FERC's order authorizes the development of up to four modular LNG trains at Cheniere Partners' 100-percent owned Sabine Pass LNG terminal, which is located on the Sabine Pass Channel in the southwestern corner of Louisiana. Each train would possess a nominal capacity of 4.5 million tons per annum (mtpa). Currently, the Sabine Pass boasts regasification and send-out capacity of 4.0 billion cubic feet per day (Bcf/d) and storage capacity of 16.9 billion cubic feet equivalent (Bcfe).

Cheniere Partners anticipates building each liquefaction train 6 to 9 months after the previous train. Construction could begin as soon as the second quarter of this year, with operations commencing in 2015/2016. Last November, Cheniere Partners' Sabine Liquefaction subsidiary awarded Bechtel Oil, Gas and Chemicals, Inc. a lump sum turnkey contract for the engineering, procurement and construction (EPC) of the first two trains.

Sabine Liquefaction has also entered into four long-term customer sale and purchase agreements (SPA) for 16.0 mtpa of LNG volumes -- equating to approximately 89 percent of the nominal LNG volumes. The customers include BG Gulf Coast LNG, LLC (5.5 mtpa); Gas Natural Fenosa (3.5 mtpa); KOGAS (3.5 mtpa) and GAIL (India) Ltd. (3.5 mtpa). The BG and Gas Natural Fenosa SPAs commence with the start of operations for trains 1 and 2, respectively. Cheniere Partners said that construction of the first two trains hinges on, among other things, obtaining financing and making a final investment decision.

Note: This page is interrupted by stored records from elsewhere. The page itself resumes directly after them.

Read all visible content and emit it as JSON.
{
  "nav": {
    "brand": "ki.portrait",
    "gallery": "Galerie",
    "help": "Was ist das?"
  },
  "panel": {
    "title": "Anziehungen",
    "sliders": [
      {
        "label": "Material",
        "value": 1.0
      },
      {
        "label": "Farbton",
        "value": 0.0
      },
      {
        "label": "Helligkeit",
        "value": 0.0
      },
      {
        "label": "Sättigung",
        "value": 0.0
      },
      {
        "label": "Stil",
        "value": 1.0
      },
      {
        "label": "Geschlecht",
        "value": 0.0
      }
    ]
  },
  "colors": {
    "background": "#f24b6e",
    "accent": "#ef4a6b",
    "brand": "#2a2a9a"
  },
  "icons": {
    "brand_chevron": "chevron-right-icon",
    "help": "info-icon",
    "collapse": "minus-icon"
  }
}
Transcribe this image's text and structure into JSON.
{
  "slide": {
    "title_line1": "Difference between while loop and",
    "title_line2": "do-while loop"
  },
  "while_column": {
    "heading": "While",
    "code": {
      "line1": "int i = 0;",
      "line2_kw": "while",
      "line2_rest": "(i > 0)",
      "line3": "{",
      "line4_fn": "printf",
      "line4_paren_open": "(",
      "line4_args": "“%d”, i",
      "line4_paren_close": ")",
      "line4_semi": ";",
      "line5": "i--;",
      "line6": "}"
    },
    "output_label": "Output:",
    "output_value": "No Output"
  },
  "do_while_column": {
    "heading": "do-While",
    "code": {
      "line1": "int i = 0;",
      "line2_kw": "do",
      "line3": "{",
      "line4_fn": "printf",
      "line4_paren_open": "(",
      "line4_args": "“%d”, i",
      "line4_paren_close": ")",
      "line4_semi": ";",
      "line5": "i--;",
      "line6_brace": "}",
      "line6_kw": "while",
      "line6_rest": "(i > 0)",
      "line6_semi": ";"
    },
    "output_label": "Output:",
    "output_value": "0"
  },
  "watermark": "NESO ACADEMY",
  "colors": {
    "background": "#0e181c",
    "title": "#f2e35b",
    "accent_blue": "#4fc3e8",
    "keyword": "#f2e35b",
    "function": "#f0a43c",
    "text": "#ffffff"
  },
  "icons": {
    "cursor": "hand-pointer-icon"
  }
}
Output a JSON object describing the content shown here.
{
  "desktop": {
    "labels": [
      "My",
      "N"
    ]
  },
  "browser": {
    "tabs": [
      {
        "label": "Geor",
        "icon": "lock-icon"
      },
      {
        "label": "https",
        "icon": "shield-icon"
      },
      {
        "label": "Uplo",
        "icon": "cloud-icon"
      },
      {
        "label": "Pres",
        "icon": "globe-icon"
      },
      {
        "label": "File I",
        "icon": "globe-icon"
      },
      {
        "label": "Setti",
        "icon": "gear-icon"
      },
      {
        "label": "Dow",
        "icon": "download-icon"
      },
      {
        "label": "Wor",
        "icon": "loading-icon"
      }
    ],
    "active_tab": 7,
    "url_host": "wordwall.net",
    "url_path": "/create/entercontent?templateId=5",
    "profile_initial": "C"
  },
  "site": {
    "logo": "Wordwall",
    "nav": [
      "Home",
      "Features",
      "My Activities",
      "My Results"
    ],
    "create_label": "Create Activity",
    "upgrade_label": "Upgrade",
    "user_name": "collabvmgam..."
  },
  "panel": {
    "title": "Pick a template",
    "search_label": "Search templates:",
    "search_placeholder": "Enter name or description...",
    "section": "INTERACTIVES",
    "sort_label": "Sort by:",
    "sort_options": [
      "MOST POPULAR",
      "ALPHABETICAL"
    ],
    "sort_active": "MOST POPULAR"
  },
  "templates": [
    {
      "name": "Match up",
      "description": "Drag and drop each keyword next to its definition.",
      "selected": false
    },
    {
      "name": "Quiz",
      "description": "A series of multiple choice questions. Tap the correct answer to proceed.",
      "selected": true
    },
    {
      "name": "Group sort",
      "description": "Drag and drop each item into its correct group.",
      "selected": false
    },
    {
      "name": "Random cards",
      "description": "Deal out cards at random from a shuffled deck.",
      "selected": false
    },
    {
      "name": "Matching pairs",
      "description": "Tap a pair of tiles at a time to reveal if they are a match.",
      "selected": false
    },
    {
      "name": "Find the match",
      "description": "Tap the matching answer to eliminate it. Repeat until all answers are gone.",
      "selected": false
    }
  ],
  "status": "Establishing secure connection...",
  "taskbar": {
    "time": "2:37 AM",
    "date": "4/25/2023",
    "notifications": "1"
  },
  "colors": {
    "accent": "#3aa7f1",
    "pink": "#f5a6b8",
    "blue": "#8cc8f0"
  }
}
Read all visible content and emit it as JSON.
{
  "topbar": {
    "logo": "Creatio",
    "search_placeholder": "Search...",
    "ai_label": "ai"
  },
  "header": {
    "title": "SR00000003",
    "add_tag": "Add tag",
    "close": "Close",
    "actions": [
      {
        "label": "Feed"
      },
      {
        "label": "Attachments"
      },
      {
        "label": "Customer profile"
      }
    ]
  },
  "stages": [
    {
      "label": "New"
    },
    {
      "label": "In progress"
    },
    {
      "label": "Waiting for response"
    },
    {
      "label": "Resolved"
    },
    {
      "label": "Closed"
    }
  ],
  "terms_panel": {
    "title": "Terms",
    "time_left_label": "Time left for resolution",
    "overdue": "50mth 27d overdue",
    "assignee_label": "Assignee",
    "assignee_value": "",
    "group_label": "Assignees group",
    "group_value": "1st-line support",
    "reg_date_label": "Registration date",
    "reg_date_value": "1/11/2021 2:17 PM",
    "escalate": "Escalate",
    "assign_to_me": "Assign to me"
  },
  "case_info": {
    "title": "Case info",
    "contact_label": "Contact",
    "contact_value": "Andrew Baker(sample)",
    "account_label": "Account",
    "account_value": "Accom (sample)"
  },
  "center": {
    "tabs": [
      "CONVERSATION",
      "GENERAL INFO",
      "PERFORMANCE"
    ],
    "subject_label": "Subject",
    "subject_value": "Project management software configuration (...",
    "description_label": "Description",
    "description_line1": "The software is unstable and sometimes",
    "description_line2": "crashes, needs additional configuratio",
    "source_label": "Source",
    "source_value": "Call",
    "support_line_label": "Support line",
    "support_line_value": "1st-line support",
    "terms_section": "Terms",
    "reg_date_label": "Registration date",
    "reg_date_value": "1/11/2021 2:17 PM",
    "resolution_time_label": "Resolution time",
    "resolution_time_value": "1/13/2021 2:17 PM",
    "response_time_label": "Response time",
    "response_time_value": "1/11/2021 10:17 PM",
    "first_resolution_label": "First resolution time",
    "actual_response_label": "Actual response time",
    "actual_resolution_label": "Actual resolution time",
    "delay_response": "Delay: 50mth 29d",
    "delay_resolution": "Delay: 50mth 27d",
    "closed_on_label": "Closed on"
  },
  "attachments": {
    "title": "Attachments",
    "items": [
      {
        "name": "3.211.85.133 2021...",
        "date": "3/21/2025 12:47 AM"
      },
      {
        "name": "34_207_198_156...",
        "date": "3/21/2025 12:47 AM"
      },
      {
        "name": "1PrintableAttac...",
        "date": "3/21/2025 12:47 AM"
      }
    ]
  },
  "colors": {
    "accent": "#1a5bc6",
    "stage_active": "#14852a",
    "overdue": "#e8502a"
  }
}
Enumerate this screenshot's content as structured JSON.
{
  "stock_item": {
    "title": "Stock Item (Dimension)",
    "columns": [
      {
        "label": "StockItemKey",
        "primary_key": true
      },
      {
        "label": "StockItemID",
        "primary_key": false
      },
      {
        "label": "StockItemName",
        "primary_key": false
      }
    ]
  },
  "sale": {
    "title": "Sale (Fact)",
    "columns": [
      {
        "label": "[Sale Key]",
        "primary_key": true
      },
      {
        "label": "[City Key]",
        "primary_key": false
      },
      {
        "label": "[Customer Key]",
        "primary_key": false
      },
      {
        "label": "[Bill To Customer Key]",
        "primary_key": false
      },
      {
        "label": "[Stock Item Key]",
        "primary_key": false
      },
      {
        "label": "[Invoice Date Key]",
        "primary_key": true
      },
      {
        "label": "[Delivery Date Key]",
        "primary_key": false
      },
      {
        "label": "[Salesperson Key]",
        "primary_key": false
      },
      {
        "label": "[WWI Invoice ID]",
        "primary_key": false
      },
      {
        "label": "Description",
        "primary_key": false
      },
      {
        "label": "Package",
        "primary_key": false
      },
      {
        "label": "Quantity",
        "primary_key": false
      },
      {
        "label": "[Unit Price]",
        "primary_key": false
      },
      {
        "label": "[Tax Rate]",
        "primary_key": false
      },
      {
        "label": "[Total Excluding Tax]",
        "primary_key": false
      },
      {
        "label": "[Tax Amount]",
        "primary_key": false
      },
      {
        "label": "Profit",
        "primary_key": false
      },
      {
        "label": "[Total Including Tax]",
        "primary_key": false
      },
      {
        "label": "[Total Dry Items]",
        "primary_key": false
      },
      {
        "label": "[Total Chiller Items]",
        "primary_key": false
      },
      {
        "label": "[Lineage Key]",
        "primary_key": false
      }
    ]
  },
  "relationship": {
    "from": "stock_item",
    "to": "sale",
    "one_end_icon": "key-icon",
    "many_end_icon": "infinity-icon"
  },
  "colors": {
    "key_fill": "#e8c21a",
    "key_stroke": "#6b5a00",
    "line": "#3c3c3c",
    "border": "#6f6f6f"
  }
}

In a related announcement on April 16, Cheniere Partners said that it has engaged eight financial institutions to act as joint lead arrangers to assist in structuring and arranging of up to $4 billion of debt facilities. Proceeds would pay for the costs of developing and constructing the first two trains as well as funding the acquisition of the Creole Trail Pipeline from Cheniere Energy, Inc. for general business purposes. Cheniere Partners estimates $4.5 to $5.0 billion in pre-financing capital costs for trains 1 and 2 that would be funded with debt and equity.

"Obtaining financing is one of the last steps to complete before proceeding with the construction of the first two liquefaction trains being developed at the Sabine Pass LNG terminal," said Souki. "We have engaged an experienced group of financial institutions as our core banking group and look forward to completing the financing for the project in due course."

The eight arrangers are The Bank of Tokyo-Mitsubishi UFJ, Ltd., Credit Agricole Corporate and Investment Bank, Credit Suisse Securities (USA) LLC, HSBC, J.P. Morgan Securities LLC, Morgan Stanley, RBC Capital Markets, and SG Americas Securities, LLC.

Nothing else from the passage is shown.